On Thursday 26 June 2003 17:16, Matthew Gregan wrote:
> On Thu, Jun 26, 2003 at 05:00:42PM +1200, Carl Cerecke wrote:
> > Is hdparm -t an accurate measure of hard drive speed?
>
> No.  Not even close.

Out of curiousity, can you justify this? Only, I sometimes use it to make 
comparisons between different drives, and it seems quite useful. Sure it's 
not a good indicator of filesystem performance, or anything like that that 
really matters, but for comparing raw transfer speed of two different pieces 
of hardware (ie. "hard drive speed", as per the origional question), how is 
this not a good measure?

Secondly, while on the topic of hdparm...  I notice I get significantly better 
performance with DMA mode enabled on my hard drive (not surprisingly!), which 
I can set with:
hdparm -d1 /dev/hda
(I had this in a script that runs at boot)

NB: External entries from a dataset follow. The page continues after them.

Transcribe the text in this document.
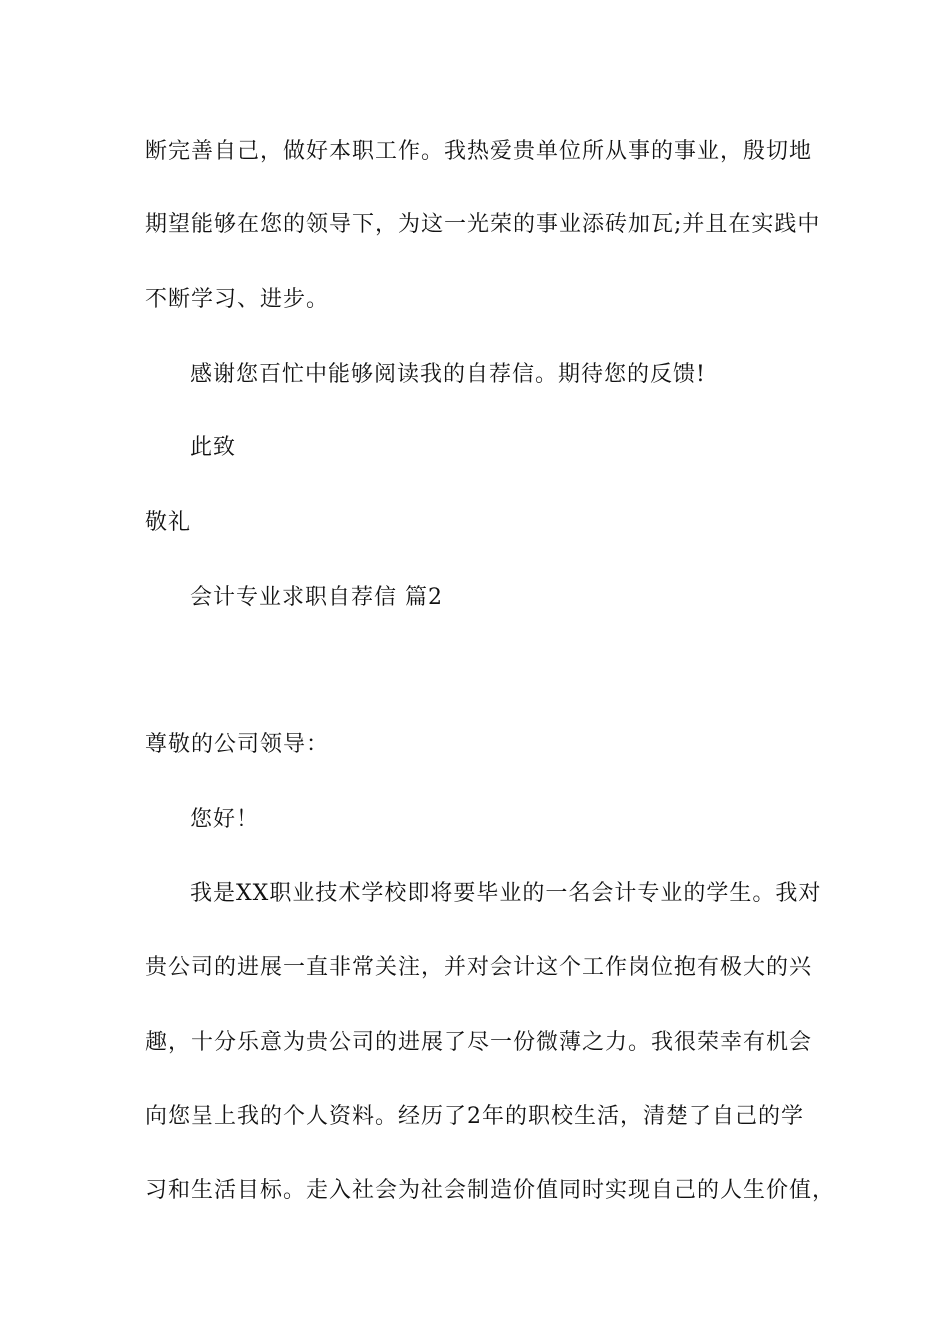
断完善自己，做好本职工作。我热爱贵单位所从事的事业，殷切地
期望能够在您的领导下，为这一光荣的事业添砖加瓦;并且在实践中
不断学习、进步。
感谢您百忙中能够阅读我的自荐信。期待您的反馈!
此致
敬礼
会计专业求职自荐信 篇2
尊敬的公司领导：
您好！
我是XX职业技术学校即将要毕业的一名会计专业的学生。我对
贵公司的进展一直非常关注，并对会计这个工作岗位抱有极大的兴
趣，十分乐意为贵公司的进展了尽一份微薄之力。我很荣幸有机会
向您呈上我的个人资料。经历了2年的职校生活，清楚了自己的学
习和生活目标。走入社会为社会制造价值同时实现自己的人生价值，
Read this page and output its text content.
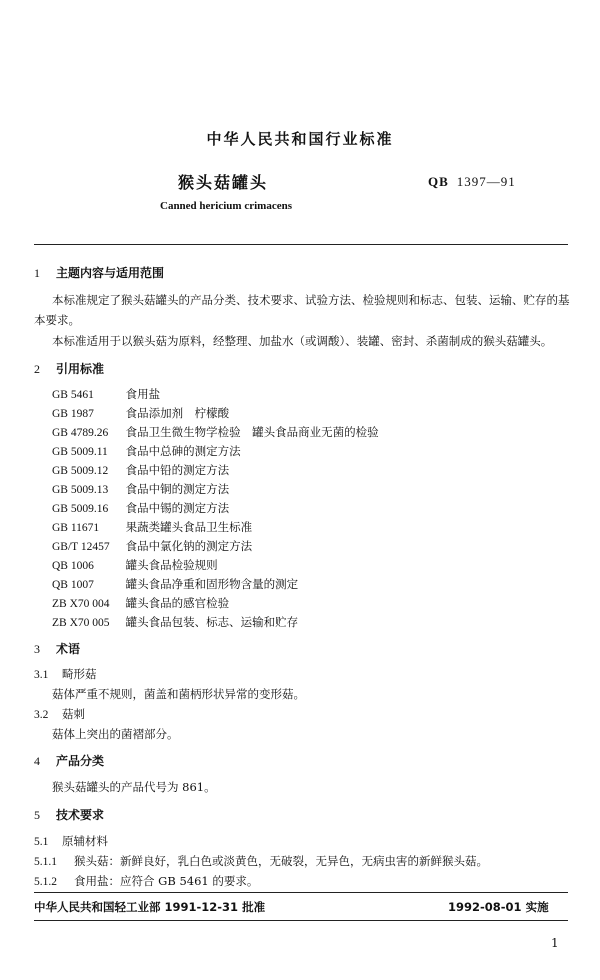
中华人民共和国行业标准
猴头菇罐头	QB 1397—91
Canned hericium crimacens
1 主题内容与适用范围
本标准规定了猴头菇罐头的产品分类、技术要求、试验方法、检验规则和标志、包装、运输、贮存的基
本要求。
本标准适用于以猴头菇为原料，经整理、加盐水（或调酸）、装罐、密封、杀菌制成的猴头菇罐头。
2 引用标准
GB 5461	食用盐
GB 1987	食品添加剂　柠檬酸
GB 4789.26 食品卫生微生物学检验　罐头食品商业无菌的检验
GB 5009.11 食品中总砷的测定方法
GB 5009.12 食品中铅的测定方法
GB 5009.13 食品中铜的测定方法
GB 5009.16 食品中锡的测定方法
GB 11671 果蔬类罐头食品卫生标准
GB/T 12457 食品中氯化钠的测定方法
QB 1006	罐头食品检验规则
QB 1007	罐头食品净重和固形物含量的测定
ZB X70 004 罐头食品的感官检验
ZB X70 005 罐头食品包装、标志、运输和贮存
3 术语
3.1 畸形菇
菇体严重不规则，菌盖和菌柄形状异常的变形菇。
3.2 菇刺
菇体上突出的菌褶部分。
4 产品分类
猴头菇罐头的产品代号为 861。
5 技术要求
5.1 原辅材料
5.1.1 猴头菇：新鲜良好，乳白色或淡黄色，无破裂，无异色，无病虫害的新鲜猴头菇。
5.1.2 食用盐：应符合 GB 5461 的要求。
中华人民共和国轻工业部 1991-12-31 批准	1992-08-01 实施
1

I recently upgraded my kernel from 2.4.10 to 2.4.21, compiled from source with 
basically the same .config as 2.4.10 had. It all works fine, except now when 
I try the above hdparm line (as root) I get:
HDIO_SET_DMA failed: Operation not permitted

If I boot the old kernel it all works fine. 
If anyone has any clue why this might be, I would love to know.